The fourth officer interviewed for the report said he was fired from BPD because of a job-related injury. He described Miller as “narcissistic, everything is about the chief.” According to the report, he told LLRMI that bad leadership and not retention bonuses were the reason the officers resigned.

The fifth former officer interviewed said his reason for leaving was solely because of Miller, the report stated. In fact, the former officer said he took an $ 80-a-week pay cut to join the McColl Police Department. He described Miller as, “vindictive, egotistical, and a narcissist.”

Several current employees interviewed for the report described the erosion of community outreach since Miller became chief. One employee said, “There was community outreach under Chief Larry McNeil.”

An unnamed city council member said in the report that “a young man in my district asked me for information and assistance regarding the BPD and employment. I steered him to the sheriff’s office instead. I could not find it in me to recommend the Bennettsville Police Department, that is sad.”

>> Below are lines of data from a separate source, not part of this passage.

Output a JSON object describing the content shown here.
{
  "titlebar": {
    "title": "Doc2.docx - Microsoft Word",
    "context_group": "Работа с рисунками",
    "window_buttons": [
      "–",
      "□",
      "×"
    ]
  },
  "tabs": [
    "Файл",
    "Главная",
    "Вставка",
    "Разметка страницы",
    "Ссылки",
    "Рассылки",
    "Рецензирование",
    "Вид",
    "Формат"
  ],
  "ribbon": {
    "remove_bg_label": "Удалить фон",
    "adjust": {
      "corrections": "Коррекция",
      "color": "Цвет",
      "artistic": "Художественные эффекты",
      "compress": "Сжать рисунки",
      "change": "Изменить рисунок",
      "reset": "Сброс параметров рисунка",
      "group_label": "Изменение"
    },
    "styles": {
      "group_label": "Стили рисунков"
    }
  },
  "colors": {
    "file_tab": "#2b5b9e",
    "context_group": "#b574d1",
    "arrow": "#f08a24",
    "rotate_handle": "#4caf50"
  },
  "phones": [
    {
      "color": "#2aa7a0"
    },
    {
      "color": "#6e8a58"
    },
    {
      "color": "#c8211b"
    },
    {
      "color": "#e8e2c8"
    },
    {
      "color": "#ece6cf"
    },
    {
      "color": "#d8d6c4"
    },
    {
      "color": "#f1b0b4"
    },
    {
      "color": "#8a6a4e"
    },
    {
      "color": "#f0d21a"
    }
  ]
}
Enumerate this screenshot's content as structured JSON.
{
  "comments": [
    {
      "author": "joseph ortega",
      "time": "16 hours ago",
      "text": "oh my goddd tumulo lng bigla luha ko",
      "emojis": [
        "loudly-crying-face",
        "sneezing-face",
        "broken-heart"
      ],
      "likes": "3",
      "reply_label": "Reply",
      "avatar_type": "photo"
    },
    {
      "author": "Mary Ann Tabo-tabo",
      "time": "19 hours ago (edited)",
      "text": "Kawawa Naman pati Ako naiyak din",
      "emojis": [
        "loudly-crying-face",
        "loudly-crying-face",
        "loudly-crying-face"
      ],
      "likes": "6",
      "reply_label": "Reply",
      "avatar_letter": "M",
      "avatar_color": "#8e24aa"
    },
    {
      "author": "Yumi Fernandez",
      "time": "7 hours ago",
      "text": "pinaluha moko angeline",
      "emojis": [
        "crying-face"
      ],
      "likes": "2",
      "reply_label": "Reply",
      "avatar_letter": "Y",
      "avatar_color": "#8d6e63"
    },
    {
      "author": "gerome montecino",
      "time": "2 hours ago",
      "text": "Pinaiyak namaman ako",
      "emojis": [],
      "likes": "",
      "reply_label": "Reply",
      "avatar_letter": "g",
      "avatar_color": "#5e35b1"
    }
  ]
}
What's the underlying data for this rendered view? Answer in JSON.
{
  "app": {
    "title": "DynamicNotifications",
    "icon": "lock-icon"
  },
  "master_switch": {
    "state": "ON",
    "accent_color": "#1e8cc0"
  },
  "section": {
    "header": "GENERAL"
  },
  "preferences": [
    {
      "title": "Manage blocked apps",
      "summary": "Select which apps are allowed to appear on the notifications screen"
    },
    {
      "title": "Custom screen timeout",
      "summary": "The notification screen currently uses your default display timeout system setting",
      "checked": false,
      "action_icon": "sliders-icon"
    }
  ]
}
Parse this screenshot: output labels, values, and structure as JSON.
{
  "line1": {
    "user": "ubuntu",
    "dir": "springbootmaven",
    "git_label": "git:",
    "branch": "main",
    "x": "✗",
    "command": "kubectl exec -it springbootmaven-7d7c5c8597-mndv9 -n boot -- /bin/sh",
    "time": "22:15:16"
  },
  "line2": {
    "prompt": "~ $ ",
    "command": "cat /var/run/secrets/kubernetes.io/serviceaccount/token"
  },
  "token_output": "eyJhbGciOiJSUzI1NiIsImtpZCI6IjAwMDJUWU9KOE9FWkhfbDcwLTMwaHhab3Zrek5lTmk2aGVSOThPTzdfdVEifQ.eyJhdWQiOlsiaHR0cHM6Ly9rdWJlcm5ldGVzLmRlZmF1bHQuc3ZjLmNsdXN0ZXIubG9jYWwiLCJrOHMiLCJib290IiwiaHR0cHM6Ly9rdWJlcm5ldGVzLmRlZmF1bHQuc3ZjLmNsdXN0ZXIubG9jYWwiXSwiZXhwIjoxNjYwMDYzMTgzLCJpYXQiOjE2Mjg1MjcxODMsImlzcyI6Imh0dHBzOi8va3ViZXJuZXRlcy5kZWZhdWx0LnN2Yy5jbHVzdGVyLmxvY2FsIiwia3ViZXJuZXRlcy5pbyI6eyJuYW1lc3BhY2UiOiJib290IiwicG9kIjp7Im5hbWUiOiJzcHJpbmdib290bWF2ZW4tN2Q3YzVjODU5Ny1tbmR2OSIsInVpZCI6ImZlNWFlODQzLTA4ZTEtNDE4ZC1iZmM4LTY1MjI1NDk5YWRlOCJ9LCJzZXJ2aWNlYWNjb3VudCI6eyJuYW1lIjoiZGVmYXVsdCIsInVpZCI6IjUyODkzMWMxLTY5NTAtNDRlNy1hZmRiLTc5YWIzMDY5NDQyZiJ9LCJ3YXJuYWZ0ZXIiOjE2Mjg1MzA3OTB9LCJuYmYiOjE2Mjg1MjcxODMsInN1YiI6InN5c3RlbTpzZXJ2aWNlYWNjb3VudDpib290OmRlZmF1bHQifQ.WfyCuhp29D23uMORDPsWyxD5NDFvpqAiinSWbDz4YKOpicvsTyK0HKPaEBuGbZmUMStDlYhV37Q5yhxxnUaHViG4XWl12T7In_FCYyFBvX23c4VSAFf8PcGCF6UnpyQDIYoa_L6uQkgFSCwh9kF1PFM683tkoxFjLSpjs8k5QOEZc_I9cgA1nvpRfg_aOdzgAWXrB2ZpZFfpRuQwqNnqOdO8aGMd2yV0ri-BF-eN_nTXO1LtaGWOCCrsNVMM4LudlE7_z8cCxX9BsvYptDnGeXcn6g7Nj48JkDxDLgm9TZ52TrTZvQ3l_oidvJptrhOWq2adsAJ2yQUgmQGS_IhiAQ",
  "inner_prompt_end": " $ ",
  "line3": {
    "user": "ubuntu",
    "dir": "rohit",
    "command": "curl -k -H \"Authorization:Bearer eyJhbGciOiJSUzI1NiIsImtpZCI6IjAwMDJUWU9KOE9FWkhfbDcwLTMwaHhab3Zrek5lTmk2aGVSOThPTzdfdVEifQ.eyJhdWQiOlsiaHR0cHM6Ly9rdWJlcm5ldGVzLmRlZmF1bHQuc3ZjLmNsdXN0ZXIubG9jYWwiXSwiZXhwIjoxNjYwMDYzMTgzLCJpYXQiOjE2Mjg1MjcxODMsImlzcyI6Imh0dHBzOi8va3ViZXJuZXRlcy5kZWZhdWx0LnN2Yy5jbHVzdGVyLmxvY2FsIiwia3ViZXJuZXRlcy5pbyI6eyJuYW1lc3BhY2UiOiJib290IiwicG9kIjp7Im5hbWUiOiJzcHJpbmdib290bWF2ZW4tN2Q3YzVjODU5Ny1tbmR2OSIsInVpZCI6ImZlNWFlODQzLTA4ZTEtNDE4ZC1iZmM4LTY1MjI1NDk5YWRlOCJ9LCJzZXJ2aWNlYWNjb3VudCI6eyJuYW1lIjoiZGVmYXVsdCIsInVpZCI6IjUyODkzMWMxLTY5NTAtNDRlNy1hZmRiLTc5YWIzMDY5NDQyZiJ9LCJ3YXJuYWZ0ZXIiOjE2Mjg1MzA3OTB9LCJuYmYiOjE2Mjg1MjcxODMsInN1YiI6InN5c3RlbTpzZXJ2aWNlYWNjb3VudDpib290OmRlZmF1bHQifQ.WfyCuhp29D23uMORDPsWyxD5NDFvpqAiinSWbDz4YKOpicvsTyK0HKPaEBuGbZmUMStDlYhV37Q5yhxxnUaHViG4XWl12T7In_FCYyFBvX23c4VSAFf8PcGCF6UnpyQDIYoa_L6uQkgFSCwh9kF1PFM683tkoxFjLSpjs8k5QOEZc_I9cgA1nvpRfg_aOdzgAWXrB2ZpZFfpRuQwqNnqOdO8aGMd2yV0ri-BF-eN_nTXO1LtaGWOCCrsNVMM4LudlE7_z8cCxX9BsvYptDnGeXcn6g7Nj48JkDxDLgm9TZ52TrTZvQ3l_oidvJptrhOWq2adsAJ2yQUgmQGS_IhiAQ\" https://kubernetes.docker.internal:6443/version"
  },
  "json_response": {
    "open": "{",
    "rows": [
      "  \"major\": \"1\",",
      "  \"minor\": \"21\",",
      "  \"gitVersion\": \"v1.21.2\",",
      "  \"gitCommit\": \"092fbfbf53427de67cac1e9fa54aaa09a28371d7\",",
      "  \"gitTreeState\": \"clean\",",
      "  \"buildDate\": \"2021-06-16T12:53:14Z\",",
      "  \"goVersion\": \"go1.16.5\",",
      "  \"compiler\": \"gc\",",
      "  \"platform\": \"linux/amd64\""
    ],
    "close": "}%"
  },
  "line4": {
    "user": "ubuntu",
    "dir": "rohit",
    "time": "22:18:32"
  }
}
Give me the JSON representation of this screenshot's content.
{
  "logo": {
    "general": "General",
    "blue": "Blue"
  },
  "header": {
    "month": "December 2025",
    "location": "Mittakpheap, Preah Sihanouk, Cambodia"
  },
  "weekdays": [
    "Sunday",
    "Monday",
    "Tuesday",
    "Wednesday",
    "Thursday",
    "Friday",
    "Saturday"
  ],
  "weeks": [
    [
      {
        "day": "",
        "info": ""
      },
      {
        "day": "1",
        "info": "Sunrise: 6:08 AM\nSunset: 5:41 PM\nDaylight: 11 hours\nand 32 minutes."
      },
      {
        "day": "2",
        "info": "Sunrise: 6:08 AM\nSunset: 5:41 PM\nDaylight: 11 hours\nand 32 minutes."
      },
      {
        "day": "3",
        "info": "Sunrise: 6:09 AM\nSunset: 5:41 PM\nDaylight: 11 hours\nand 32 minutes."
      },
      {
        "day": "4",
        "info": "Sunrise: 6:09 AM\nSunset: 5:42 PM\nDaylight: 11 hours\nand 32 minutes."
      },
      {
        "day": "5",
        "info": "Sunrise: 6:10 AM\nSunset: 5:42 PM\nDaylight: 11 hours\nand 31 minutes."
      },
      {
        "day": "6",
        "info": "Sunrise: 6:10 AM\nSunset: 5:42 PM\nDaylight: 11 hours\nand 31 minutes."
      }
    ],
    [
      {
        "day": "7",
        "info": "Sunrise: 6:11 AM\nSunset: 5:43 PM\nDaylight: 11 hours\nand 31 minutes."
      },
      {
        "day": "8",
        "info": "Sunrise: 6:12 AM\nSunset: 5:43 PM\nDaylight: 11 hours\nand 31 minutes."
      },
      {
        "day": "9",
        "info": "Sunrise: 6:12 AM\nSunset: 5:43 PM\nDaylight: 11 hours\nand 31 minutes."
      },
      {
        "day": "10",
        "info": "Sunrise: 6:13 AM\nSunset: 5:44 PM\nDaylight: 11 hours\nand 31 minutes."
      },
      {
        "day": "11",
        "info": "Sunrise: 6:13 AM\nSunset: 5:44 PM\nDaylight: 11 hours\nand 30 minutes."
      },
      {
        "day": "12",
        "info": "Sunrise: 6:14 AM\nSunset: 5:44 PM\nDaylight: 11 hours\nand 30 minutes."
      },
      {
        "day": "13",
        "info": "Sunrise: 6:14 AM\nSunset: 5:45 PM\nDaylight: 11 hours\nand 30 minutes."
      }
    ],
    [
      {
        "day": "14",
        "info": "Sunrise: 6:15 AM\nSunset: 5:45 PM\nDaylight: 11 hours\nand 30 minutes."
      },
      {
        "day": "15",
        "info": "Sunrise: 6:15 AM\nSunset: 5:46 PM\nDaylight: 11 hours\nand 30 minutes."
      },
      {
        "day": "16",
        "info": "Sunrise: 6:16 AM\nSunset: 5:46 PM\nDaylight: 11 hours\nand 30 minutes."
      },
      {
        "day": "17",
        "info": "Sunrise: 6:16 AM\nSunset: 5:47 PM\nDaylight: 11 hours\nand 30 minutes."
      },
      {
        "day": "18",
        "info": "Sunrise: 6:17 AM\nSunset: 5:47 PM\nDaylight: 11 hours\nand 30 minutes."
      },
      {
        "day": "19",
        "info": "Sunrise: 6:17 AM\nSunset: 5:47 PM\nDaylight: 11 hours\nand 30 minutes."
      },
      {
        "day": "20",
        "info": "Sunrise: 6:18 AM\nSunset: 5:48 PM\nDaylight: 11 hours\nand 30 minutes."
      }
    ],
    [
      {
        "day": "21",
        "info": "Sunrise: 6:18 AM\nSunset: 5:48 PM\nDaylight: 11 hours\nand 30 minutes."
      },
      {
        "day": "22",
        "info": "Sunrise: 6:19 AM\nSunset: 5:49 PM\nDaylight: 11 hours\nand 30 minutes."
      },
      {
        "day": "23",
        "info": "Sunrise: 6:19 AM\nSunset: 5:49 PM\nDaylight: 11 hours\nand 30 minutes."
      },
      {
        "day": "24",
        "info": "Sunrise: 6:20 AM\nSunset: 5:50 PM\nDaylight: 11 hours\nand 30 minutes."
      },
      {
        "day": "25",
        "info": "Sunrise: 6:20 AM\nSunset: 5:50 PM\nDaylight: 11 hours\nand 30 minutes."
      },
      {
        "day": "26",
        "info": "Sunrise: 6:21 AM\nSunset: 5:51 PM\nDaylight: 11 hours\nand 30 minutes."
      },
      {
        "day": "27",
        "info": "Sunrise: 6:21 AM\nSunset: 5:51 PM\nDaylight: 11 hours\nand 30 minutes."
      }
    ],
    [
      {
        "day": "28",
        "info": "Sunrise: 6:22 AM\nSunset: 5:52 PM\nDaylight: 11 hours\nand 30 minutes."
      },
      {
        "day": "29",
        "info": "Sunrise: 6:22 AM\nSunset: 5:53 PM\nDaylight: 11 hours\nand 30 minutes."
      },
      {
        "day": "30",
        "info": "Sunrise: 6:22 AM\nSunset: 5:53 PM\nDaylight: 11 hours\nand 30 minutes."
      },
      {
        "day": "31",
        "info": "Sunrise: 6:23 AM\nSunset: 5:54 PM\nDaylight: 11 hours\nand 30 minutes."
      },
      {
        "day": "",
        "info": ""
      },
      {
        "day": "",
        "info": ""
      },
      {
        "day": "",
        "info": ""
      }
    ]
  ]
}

The other city council members said the chief is a fair person and does a good job as the BPD chief.

Another unnamed council member said the chief “is not a good leader, that’s the biggest problem.”

A former officer who retired from the department in December expressed “dissatisfaction with the way Chief Miller created department policy” and how lower-ranking officers knew of changes before he was made aware of changes. The then employee had requested a job transfer to city hall, citing a hostile work environment, according to the report.

He stated, according to the report, “People are leaving for one reason only, the chief. Chief Miller has played a big part in the demise of this department.”